Simple Netty implementation of https server utilizing javax.net.ssl, with a self-signed certificate. Server is up, and then a request is made using DHC by Restlet. On the server side I get:
io.netty.handler.ssl.SslHandler setHandshakeFailure WARNING: SSLEngine.closeInbound() raised an exception due to closed connection. javax.net.ssl.SSLException: Inbound closed before receiving peer's close_notify: possible truncation attack? at sun.security.ssl.Alerts.getSSLException(Unknown Source) at sun.security.ssl.SSLEngineImpl.fatal(Unknown Source) at sun.security.ssl.SSLEngineImpl.fatal(Unknown Source) at sun.security.ssl.SSLEngineImpl.closeInbound(Unknown Source) at io.netty.handler.ssl.SslHandler.setHandshakeFailure(SslHandler.java:905) at io.netty.handler.ssl.SslHandler.channelInactive(SslHandler.java:576) at io.netty.channel.DefaultChannelHandlerContext.invokeChannelInactive(DefaultChannelHandlerContext.java:819) at io.netty.channel.DefaultChannelHandlerContext.access$1300(DefaultChannelHandlerContext.java:38) at io.netty.channel.DefaultChannelHandlerContext$5.run(DefaultChannelHandlerContext.java:808) at io.netty.channel.SingleThreadEventExecutor.runAllTasks(SingleThreadEventExecutor.java:259) at io.netty.channel.nio.NioEventLoop.run(NioEventLoop.java:305) at io.netty.channel.SingleThreadEventExecutor$2.run(SingleThreadEventExecutor.java:110) at java.lang.Thread.run(Unknown Source)
And on the client side:
No response. Is the certificate valid? Click here to check.

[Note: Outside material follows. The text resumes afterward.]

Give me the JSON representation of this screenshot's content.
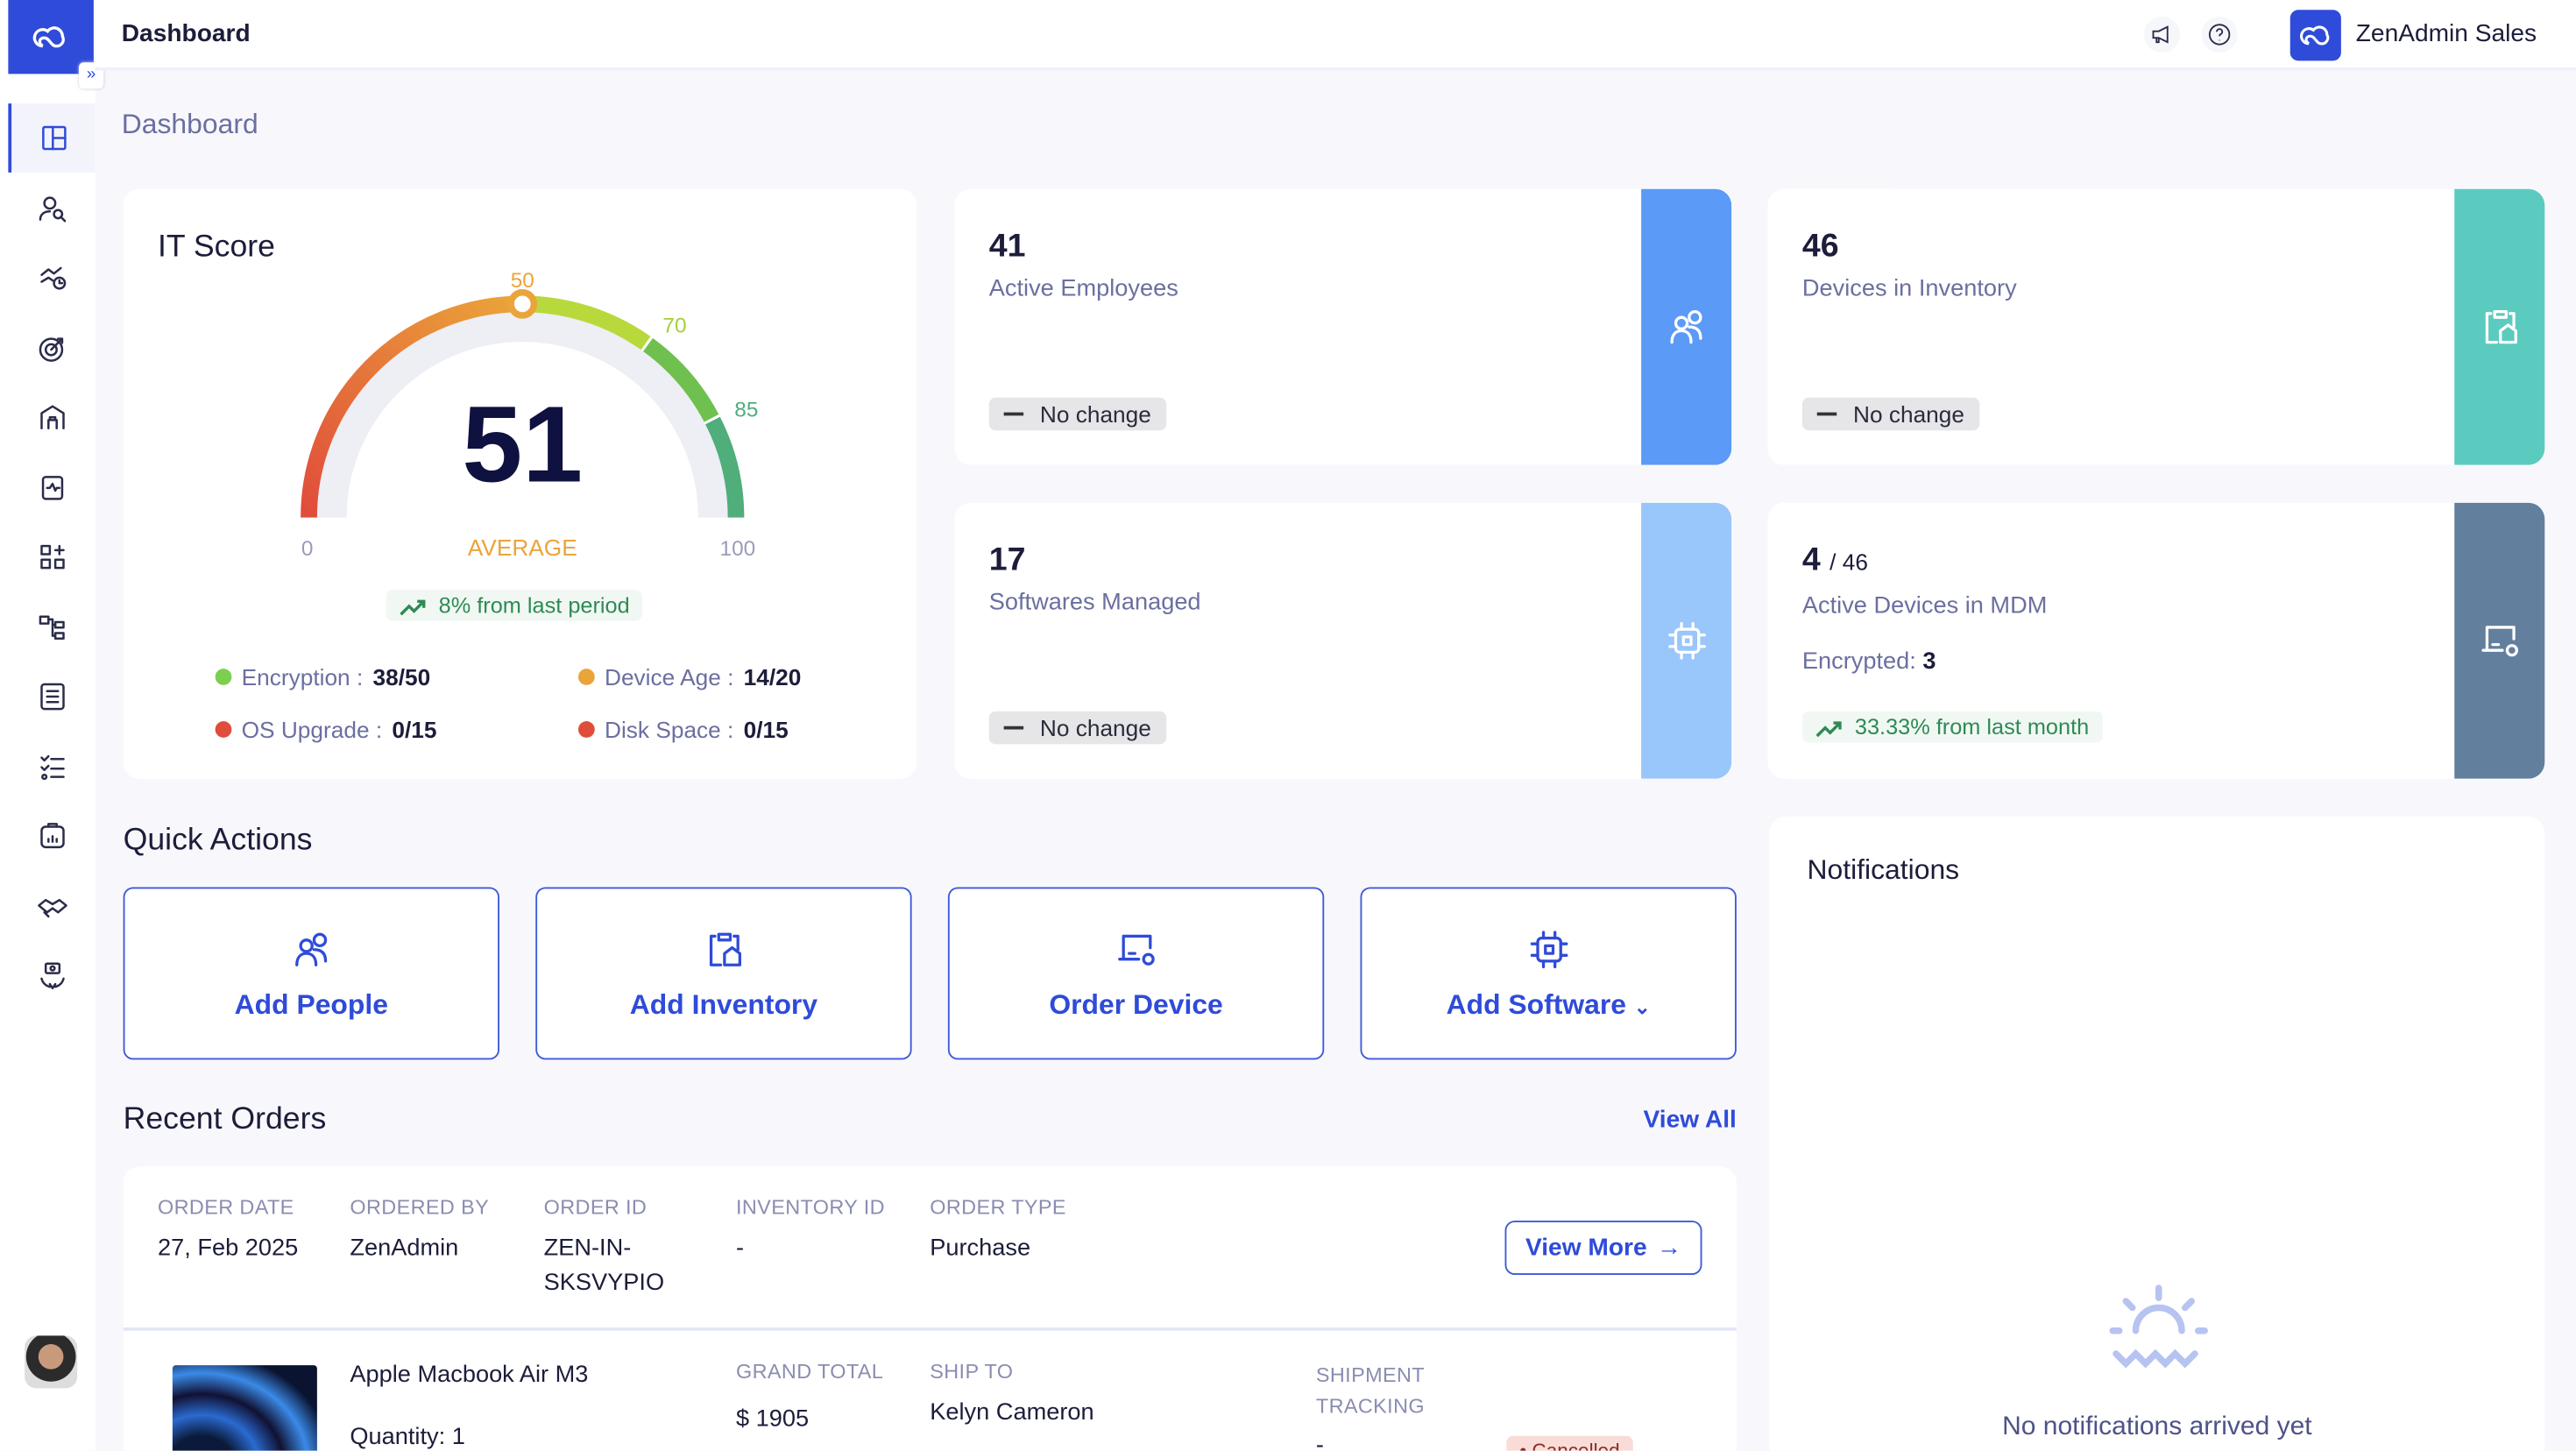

Issuing the same request at Chrome's address bar, the same server-side exception. Issuing the same at Firefox's address bar, the same exception while Firefox is displaying its warning page about the certificate not being from a trusted CA. This exception seems very generic and not directly indicating what the state of the protocol is. Does it mean these 3 clients (Chrome, Firefox, DHC by Restlet), are not playing the protocol nicely and just disappearing on the server rather than sending a close_notify? or is that a client-side behavior mandated by SSL RFC's or just a security oriented client-side design?